The NYU Langone team was able to prevent instant rejection by “knocking out” the gene responsible for a biomolecule called alpha-gal, which is a prominent target for wandering human antibodies.
“We’ve now gathered more evidence to show that, at least in kidneys, just eliminating the gene that triggers a hyperacute rejection may be enough along with clinically approved immunosuppressive drugs to successfully manage the transplant in a human for optimal performance — potentially in the long-term,” said Montgomery.
They also embedded the pig’s thymus gland — which lies around the neck and is responsible for educating the immune system — in the kidney’s outer layer.

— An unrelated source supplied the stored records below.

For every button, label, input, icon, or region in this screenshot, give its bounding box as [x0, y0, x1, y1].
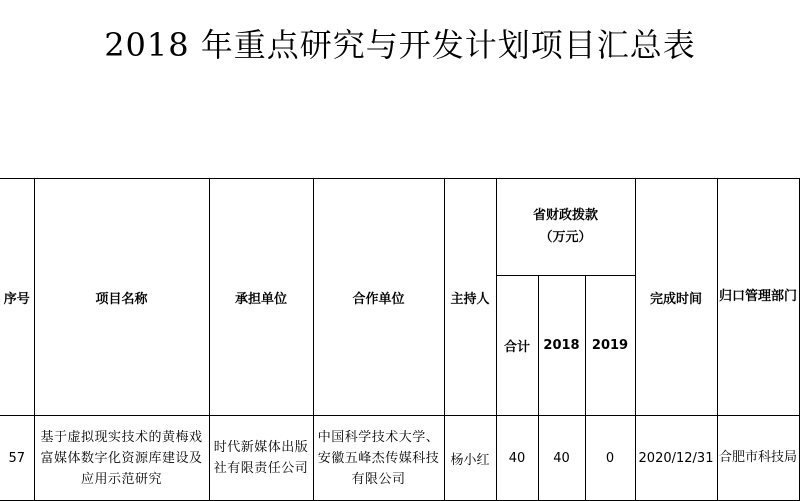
header-2018: 2018 [538, 276, 585, 416]
cell-seq: 57 [0, 416, 34, 501]
header-dept: 归口管理部门 [717, 179, 799, 416]
cell-total: 40 [496, 416, 538, 501]
project-table [0, 178, 800, 501]
header-total: 合计 [496, 276, 538, 416]
header-funding-group [496, 179, 635, 276]
header-host: 主持人 [444, 179, 496, 416]
cell-2019: 0 [585, 416, 635, 501]
cell-partner: 中国科学技术大学、安徽五峰杰传媒科技有限公司 [313, 416, 444, 501]
header-partner: 合作单位 [313, 179, 444, 416]
cell-undertaker: 时代新媒体出版社有限责任公司 [209, 416, 313, 501]
cell-host: 杨小红 [444, 416, 496, 501]
cell-2018: 40 [538, 416, 585, 501]
page-title: 2018 年重点研究与开发计划项目汇总表 [104, 26, 696, 64]
cell-project-name: 基于虚拟现实技术的黄梅戏富媒体数字化资源库建设及应用示范研究 [34, 416, 209, 501]
header-2019: 2019 [585, 276, 635, 416]
header-funding-label: 省财政拨款 [532, 208, 598, 223]
header-project-name: 项目名称 [34, 179, 209, 416]
header-completion: 完成时间 [635, 179, 717, 416]
header-seq: 序号 [0, 179, 34, 416]
header-funding-unit: （万元） [539, 230, 592, 245]
header-undertaker: 承担单位 [209, 179, 313, 416]
table-row [0, 416, 799, 501]
cell-completion: 2020/12/31 [635, 416, 717, 501]
cell-dept: 合肥市科技局 [717, 416, 799, 501]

Adam Griesemer, of the NYU Grossman School of Medicine, added: “This allowed immune cells in the host’s body to learn to recognise the pig’s cells as its own, preventing a more delayed rejection.”
After removing both of the patient’s own kidneys, one pig kidney was implanted and began generating urine immediately.
Monitoring revealed that creatinine levels, a waste product, were ideal, and there was no evidence of rejection.
No organ failure detected
Importantly, no indication of porcine cytomegalovirus — which can cause organ failure — has been found, and the team plans to monitor the animals for another month.
Surgeons at the University of Maryland Medical School performed the world’s first pig-to-human transplant on a living patient in January 2022.
Two months later, he died, and the discovery of porcine cytomegalovirus in the organ was later attributed.
The donor pig was sourced from the Revivicor herd in Virginia.
The Food and Drug Administration authorised the herd as a source of meat for persons who are allergic to the alpha-gal molecule, which is caused by tick bites.
Because these pigs are bred rather than cloned, the technique may be scaled more simply.
Current efforts focus on pigs, which are thought to be ideal donors because of their organ size, their rapid growth and large litters, and the fact they are already raised as a food source.